I am not sure why the plots are different from the user guide. I am dealing with defined stages while the user guide deals with hours

design = model.matrix(~0 + dge_stage$samples$Stage)
colnames(design)[1]="Stage1"
colnames(design)[2]="Stage2"
colnames(design)[3]="Stage3"
colnames(design)[4]="Stage4"

stages=as.numeric(c(dge_stage$samples$Stage))

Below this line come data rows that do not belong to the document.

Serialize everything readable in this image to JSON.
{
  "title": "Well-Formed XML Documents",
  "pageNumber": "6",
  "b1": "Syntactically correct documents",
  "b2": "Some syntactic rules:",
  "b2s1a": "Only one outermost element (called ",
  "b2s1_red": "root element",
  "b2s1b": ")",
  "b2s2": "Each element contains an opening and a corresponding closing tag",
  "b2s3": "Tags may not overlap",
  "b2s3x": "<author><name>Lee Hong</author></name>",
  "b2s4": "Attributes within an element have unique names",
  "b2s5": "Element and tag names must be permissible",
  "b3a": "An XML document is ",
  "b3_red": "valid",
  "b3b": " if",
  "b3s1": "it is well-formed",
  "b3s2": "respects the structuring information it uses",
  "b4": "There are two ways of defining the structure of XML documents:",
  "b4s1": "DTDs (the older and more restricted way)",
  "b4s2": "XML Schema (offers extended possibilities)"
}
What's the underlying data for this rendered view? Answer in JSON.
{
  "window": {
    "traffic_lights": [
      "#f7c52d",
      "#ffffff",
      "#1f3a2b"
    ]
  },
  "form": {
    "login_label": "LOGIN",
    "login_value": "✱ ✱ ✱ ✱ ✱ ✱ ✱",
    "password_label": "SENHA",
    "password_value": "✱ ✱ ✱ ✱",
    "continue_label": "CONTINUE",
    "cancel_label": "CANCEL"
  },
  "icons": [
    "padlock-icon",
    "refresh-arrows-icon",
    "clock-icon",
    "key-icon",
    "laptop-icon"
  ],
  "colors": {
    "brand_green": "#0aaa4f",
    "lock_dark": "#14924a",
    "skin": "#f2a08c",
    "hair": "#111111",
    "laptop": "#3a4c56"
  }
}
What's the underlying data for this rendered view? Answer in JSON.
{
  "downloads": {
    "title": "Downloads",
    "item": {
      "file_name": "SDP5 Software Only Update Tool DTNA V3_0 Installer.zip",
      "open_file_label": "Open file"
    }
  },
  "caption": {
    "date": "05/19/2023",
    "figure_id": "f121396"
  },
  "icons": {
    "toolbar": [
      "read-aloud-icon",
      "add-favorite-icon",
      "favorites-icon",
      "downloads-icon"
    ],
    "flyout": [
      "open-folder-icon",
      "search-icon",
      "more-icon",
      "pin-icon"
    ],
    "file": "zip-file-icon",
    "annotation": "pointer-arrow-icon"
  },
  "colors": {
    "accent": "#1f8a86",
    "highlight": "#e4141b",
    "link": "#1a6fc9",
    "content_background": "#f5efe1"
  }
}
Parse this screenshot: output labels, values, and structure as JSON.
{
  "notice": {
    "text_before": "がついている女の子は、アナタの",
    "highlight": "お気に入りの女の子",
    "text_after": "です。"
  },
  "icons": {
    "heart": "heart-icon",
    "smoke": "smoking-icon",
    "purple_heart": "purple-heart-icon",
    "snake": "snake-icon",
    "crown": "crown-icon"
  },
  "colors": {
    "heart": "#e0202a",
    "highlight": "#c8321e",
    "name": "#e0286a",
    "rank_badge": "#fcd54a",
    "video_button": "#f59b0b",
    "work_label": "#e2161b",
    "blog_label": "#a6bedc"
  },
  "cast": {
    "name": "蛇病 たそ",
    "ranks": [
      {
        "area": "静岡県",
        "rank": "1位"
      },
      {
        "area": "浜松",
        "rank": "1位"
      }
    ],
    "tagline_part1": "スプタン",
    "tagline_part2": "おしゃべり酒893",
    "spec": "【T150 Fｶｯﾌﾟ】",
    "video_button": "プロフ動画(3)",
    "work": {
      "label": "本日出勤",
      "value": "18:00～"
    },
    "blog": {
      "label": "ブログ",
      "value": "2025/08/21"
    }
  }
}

polycurve = poly(stages, degree=3)
design <- model.matrix(~ polycurve)

dge_stage <- estimateGLMCommonDisp(dge_stage, design)

dge_stage <- estimateGLMTagwiseDisp(dge_stage, design)

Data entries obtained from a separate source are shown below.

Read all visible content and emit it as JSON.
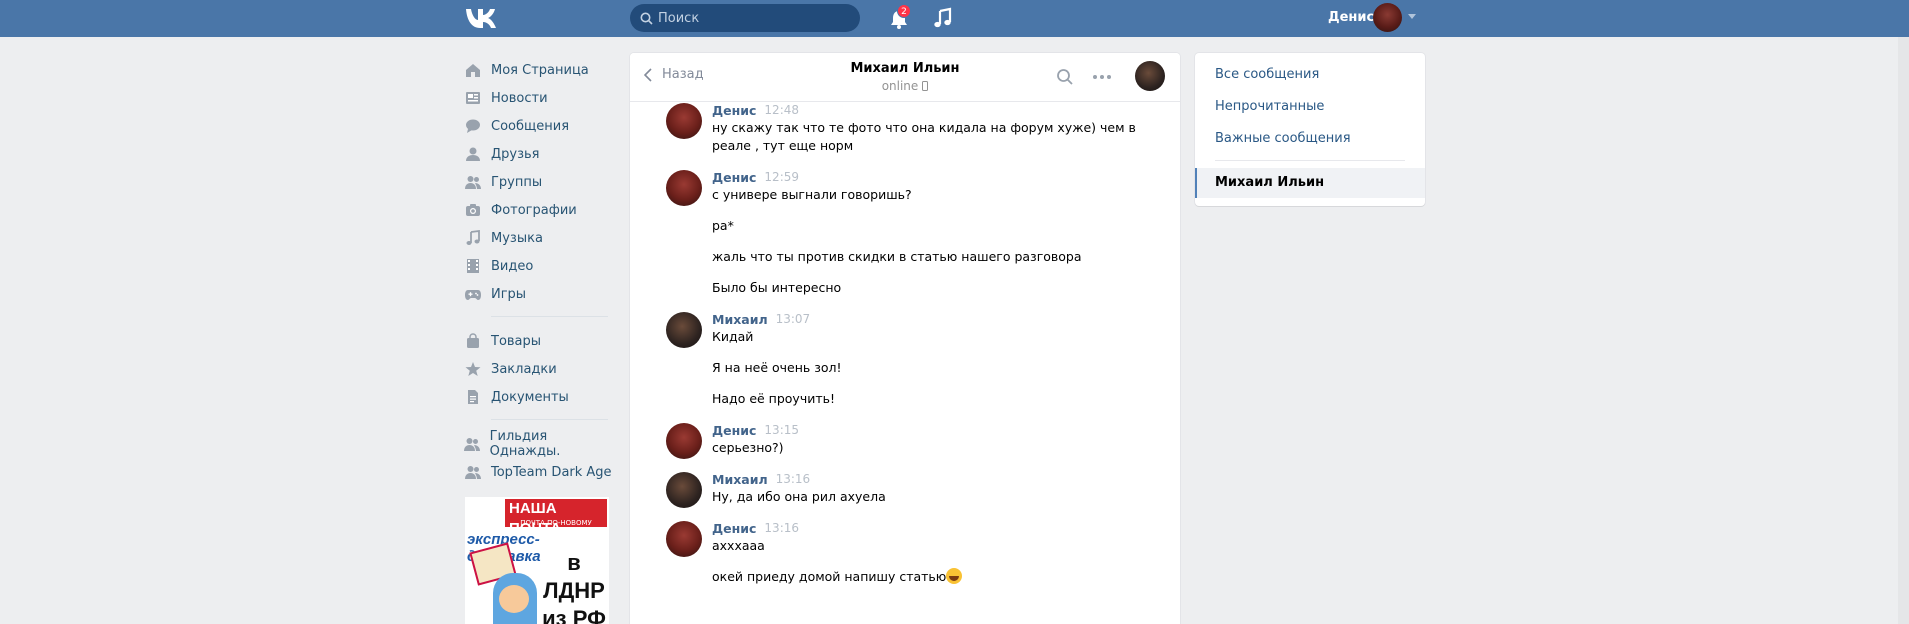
{
  "header": {
    "search_placeholder": "Поиск",
    "notifications_count": "2",
    "user_name": "Денис"
  },
  "nav": {
    "main": [
      {
        "icon": "home-icon",
        "label": "Моя Страница"
      },
      {
        "icon": "news-icon",
        "label": "Новости"
      },
      {
        "icon": "messages-icon",
        "label": "Сообщения"
      },
      {
        "icon": "friend-icon",
        "label": "Друзья"
      },
      {
        "icon": "groups-icon",
        "label": "Группы"
      },
      {
        "icon": "camera-icon",
        "label": "Фотографии"
      },
      {
        "icon": "music-note-icon",
        "label": "Музыка"
      },
      {
        "icon": "video-icon",
        "label": "Видео"
      },
      {
        "icon": "gamepad-icon",
        "label": "Игры"
      }
    ],
    "secondary": [
      {
        "icon": "bag-icon",
        "label": "Товары"
      },
      {
        "icon": "star-icon",
        "label": "Закладки"
      },
      {
        "icon": "document-icon",
        "label": "Документы"
      }
    ],
    "groups": [
      {
        "icon": "group-icon",
        "label": "Гильдия Однажды."
      },
      {
        "icon": "group-icon",
        "label": "TopTeam Dark Age"
      }
    ]
  },
  "ad": {
    "brand": "НАША ПОЧТА",
    "tagline": "ПОЧТА ПО-НОВОМУ",
    "headline": "экспресс-доставка",
    "region_line1": "в ЛДНР",
    "region_line2": "из РФ"
  },
  "chat": {
    "back_label": "Назад",
    "peer_name": "Михаил Ильин",
    "peer_status": "online",
    "messages": [
      {
        "author": "Денис",
        "avatar": "d",
        "time": "12:48",
        "lines": [
          "ну скажу так что те фото что она кидала на форум хуже) чем в",
          "реале , тут еще норм"
        ],
        "compact": true
      },
      {
        "author": "Денис",
        "avatar": "d",
        "time": "12:59",
        "lines": [
          "с универе выгнали говоришь?",
          "ра*",
          "жаль что ты против скидки в статью нашего разговора",
          "Было бы интересно"
        ]
      },
      {
        "author": "Михаил",
        "avatar": "m",
        "time": "13:07",
        "lines": [
          "Кидай",
          "Я на неё очень зол!",
          "Надо её проучить!"
        ]
      },
      {
        "author": "Денис",
        "avatar": "d",
        "time": "13:15",
        "lines": [
          "серьезно?)"
        ]
      },
      {
        "author": "Михаил",
        "avatar": "m",
        "time": "13:16",
        "lines": [
          "Ну, да ибо она рил ахуела"
        ]
      },
      {
        "author": "Денис",
        "avatar": "d",
        "time": "13:16",
        "lines": [
          "ахххааа",
          "окей приеду домой напишу статью"
        ],
        "emoji_after_last": "grinning-face"
      }
    ]
  },
  "right_panel": {
    "all_messages": "Все сообщения",
    "unread": "Непрочитанные",
    "important": "Важные сообщения",
    "active_dialog": "Михаил Ильин"
  },
  "colors": {
    "header_bg": "#4a76a8",
    "link": "#2a5885",
    "author": "#42648b",
    "badge": "#ff3347"
  }
}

glmfit=glmQLFit(dge_stage, design=design)
plotQLDisp(glmfit)

Time_FTest=glmQLFTest(glmfit, coef=ncol(glmfit$design))

#The topTags function lists the top set of genes with most 
#significant time effects.

tab <- as.data.frame(topTags(Time_FTest, n=30))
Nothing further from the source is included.